Apakah kampanye Publish What You Pay harus berhenti karena kegagalan tersebut? Jawabnya jelas tidak. Semua negara yang bertekad memberantas korupsi harus bergandengan tangan mewajibkan semua perusahaan tanpa kecuali untuk mengungkapkan pembayaran yang mereka lakukan, baik itu kepada pemerintah maupun pejabat pemerintah tempat mereka berbisnis. Transparansi inilah yang akan membantu rakyat miskin di Angola, Nigeria, Equatorial Guinea, dan juga Indonesia tentunya dapat secara bertahap terlepas dari kungkungan kemiskinan yang melilit mereka. Hanya, hal ini mensyaratkan semua perusahaan pertambangan dan perusahaan lainnya yang selama ini melakukan pembayaran di luar hukum untuk bekerja sama. Jika perusahaan-perusahaan tersebut tidak kompak, pemerintah-pemerintah korup di mana pun akan dapat mengadu domba sesama perusahaan yang berbisnis di negara mereka.

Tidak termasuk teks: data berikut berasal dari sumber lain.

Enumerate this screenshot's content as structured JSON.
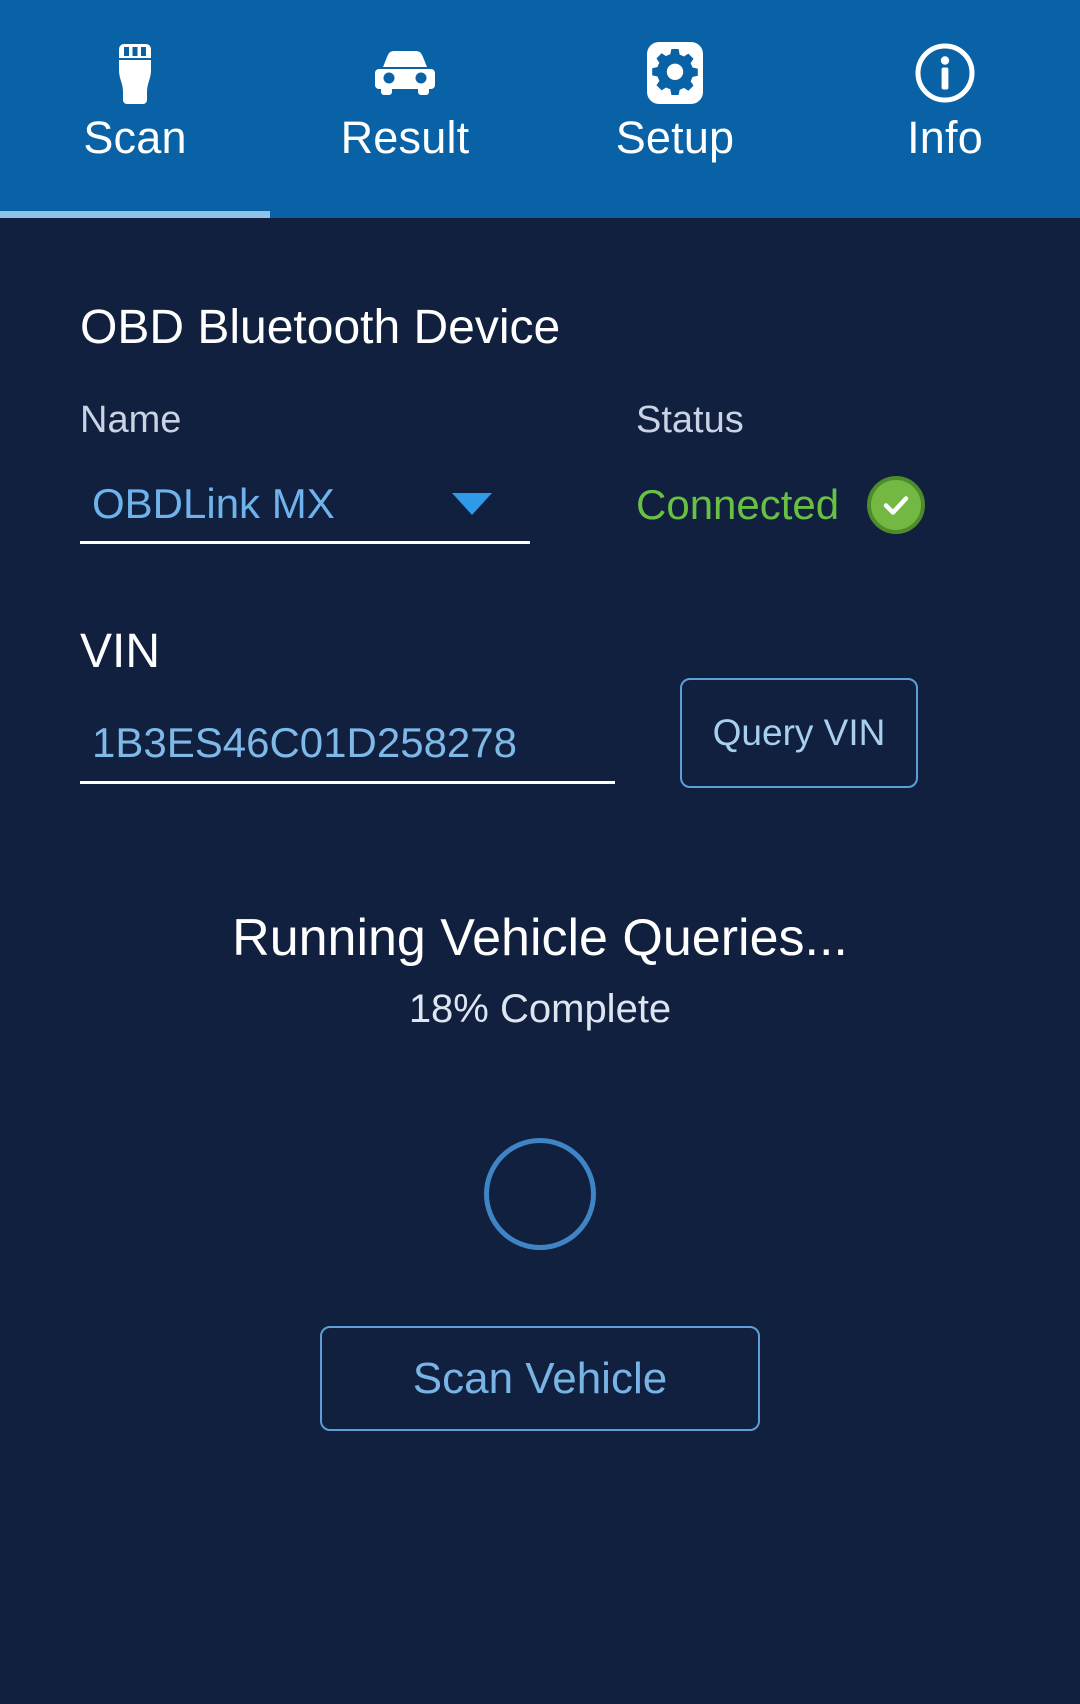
{
  "nav": {
    "tabs": [
      {
        "label": "Scan",
        "icon": "obd-plug-icon",
        "active": true
      },
      {
        "label": "Result",
        "icon": "car-icon",
        "active": false
      },
      {
        "label": "Setup",
        "icon": "gear-icon",
        "active": false
      },
      {
        "label": "Info",
        "icon": "info-circle-icon",
        "active": false
      }
    ]
  },
  "device": {
    "section_title": "OBD Bluetooth Device",
    "name_label": "Name",
    "name_value": "OBDLink MX",
    "name_caret_icon": "chevron-down-icon",
    "status_label": "Status",
    "status_value": "Connected",
    "status_icon": "check-circle-icon",
    "status_color": "#69c144"
  },
  "vin": {
    "label": "VIN",
    "value": "1B3ES46C01D258278",
    "placeholder": "VIN",
    "query_button": "Query VIN"
  },
  "progress": {
    "title": "Running Vehicle Queries...",
    "subtitle": "18% Complete",
    "percent": 18,
    "spinner_icon": "loading-spinner-icon"
  },
  "actions": {
    "scan_vehicle": "Scan Vehicle"
  },
  "colors": {
    "nav_blue": "#0a62a6",
    "body_navy": "#11203f",
    "accent_blue": "#6fb3ec",
    "outline_blue": "#5d9fd8",
    "success_green": "#72b843"
  }
}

Kampanye Publish What You Pay ini belum begitu bergema di Indonesia, walaupun Kamar Dagang dan Industri sudah mencanangkan kampanye anti-suap beberapa waktu lalu. Dari segi niat, apa yang dilakukan oleh Kadin sudah merupakan sesuatu yang sangat berarti. Hanya, sejauh mana kampanye itu dapat diterjemahkan dalam tindakan nyata? Pertanyaan ini penting karena banyak sekali perusahaan di Indonesia yang pada zaman Orde Baru dan zaman Orde Reformasi ini sudah terbiasa dengan budaya suap, uang pelicin, mark-up, dan kick-back. Mengubah budaya korupsi ini jelas tak semudah membalikkan telapak tangan.

Pengalaman saya sebagai konsultan hukum sering mengindikasikan bahwa mewakili kepentingan perusahaan swasta nasional jauh lebih sulit ketimbang mewakili kepentingan perusahaan asing. Kebanyakan perusahaan nasional melihat bisnis, termasuk sengketa bisnis, sebagai sesuatu yang mesti dimenangi dengan segala macam cara. Politik menghalalkan segala cara berlaku dengan sempurna sehingga kita dipaksa untuk bermain dalam irama korupsi, kolusi, dan nepotisme. Ini berbeda dengan perusahaan-perusahaan asing, yang kebanyakan betul-betul main sesuai dengan aturan. Kalah atau menang adalah risiko yang harus dihadapi. Memang menang itu amat indah, tetapi menang dengan cara-cara yang sah dan sesuai dengan hukum jauh lebih penting dari sekadar asal menang. Karena itulah saya lebih banyak mewakili kepentingan perusahaan-perusahaan asing yang lebih memberikan perasaan aman dan damai di hati.

Indonesia sudah memiliki begitu banyak perangkat perundangan tentang suap dan korupsi. Malah belum lama ini sebuah lembaga pemberantas korupsi, Komisi Pemberantasan Korupsi (KPK), sudah dibentuk dengan segala macam kewenangannya yang luar biasa. Di lingkungan pasar modal, kita juga mengenal kewajiban disclosure yang mengharuskan transparansi itu dilakukan. Tapi banyak orang berpendapat bahwa kualitas dan kuantitas korupsi bukannya berkurang, malah bertambah. Semua perangkat anti-korupsi sepertinya tak berdaya karena satu demi satu kasus korupsi terbongkar. Yang paling mutakhir adalah korupsi di sekitar skandal pembobolan Rp 1,7 triliun di Bank BNI, yang konon melibatkan sejumlah nama besar.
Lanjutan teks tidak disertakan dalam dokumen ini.